Vieron esfumarse la droga y clamaron venganza. Una operación conjunta entre la Policía Nacional y la Guardia Civil, llevada a cabo en Murcia y Alicante, ha permitido desmantelar una banda de 'narcos' que presuntamente secuestraron y torturaron a un magrebí que, creían, les había robado un gran alijo. Esta red, de la que una docena de miembros han sido detenidos, estaba especializada en la introducción de alijos de hachís en el país.

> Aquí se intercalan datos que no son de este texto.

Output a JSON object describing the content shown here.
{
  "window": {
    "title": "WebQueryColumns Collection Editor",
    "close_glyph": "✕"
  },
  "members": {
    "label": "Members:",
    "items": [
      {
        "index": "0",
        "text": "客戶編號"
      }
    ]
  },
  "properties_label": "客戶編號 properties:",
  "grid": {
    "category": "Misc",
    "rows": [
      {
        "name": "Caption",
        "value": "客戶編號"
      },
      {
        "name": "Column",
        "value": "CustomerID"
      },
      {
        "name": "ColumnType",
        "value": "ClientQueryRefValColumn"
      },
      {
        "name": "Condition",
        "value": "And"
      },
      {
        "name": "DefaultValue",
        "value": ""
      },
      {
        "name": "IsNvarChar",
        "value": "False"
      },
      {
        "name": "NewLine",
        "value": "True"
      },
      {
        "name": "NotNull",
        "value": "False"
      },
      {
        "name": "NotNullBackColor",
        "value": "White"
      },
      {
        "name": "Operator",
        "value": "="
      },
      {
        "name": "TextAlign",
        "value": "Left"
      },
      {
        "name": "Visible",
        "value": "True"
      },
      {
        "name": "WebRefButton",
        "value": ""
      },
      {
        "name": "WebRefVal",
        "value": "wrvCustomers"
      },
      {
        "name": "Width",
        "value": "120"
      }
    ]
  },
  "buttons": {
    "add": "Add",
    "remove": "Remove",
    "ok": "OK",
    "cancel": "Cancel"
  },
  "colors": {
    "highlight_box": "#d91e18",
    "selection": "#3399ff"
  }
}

Una partida de 1.200 kilos de esta droga es el origen de toda esta operación. En noviembre del pasado año, la Guardia Civil detectó en la comarca de la Vega Baja la actuación de un grupo de narcotraficantes, españoles y magrebíes, que se dedicaban a traer alijos de hachís a España. Poco después, la Benemérita, según explica en un comunicado, tuvo conocimiento de que la pasada noche de Navidad, la organización logró introducir por la costa alicantina un alijo de más de una tonelada de hachís.
Esta droga fue ocultada en una nave, donde permaneció hasta que, días después, la robó una banda rival. La organización clamó venganza y puso sus ojos sobre un joven magrebí residente en la localidad alicantina de Formentera del Segura. Creían que él había sido el ladrón y le tendieron una trampa.
Fingieron ser guardias civiles
La banda captó a una joven para que mantuviera un contacto con él en un bar del municipio alicantino de Torrevieja. La cita se llevó a cabo a mediados de febrero. Una vez que el joven magrebí llegó al lugar, dos de los integrantes españoles de la organización, fingiendo ser guardias civiles, lo introdujeron en un coche y lo trasladaron a Molina de Segura. En el trayecto, presuntamente lo maniataron y golpearon.
Las agresiones contra el joven continuaron en la casa de campo de Molina, desde donde la banda telefoneó a su familia, residente en Marruecos. Según fuentes policiales, la organización exigía un millón y medio de euros para su liberación. El rehén aprovechó un descuido de sus captores para liberarse y salir huyendo del lugar. Éste pidió ayuda en una vivienda cercana a la casa de campo y sus vecinos le relataron la historia al Cuerpo Nacional de Policía.
Tras una reunión de coordinación entre los investigadores de la Guardia Civil de Alicante y del Cuerpo Nacional de Policía de Murcia, se decidió continuar con la investigación relacionada con el secuestro de manera conjunta. Esta actuación mano a mano ha permitido detener a las doce personas implicadas en la investigación. La unión hace la fuerza.
Los arrestados son I.J.PN, de 42 años; J.P.M., de 42 años; J.F.J., de 41, y J.M.R. de 43 años. Todos ellos han sido apresados en Murcia. Asimismo, también se ha detenido en Torrevieja a B.L., de 28 años; M.A., de 25; M.G., de 26 años; MG., de 23; N.Z., de 19, y W.F., de 25 años, y a A.M.M, de 37 años, y a M.M., de 32 años, en la localidad alicantina de Dolores.
En el transcurso de la operación se realizó un registro domiciliario en Almería, dos en la Región de Murcia , otros dos en Torrevieja y uno en la localidad alicantina de Dolores. En estos registros, los agentes intervinieron 30 kilogramos de hachís, cuatro vehículos, una pistola y 9.000 euros en efectivo.
Las investigaciones han sido llevadas a cabo por el Equipo de Crimen Organizado de la Unidad Central Operativa Guardia Civil con sede en Alicante, junto con el Grupo de Homicidios de la Unidad de Delincuencia Especializada y Violenta de Policía Nacional de Murcia.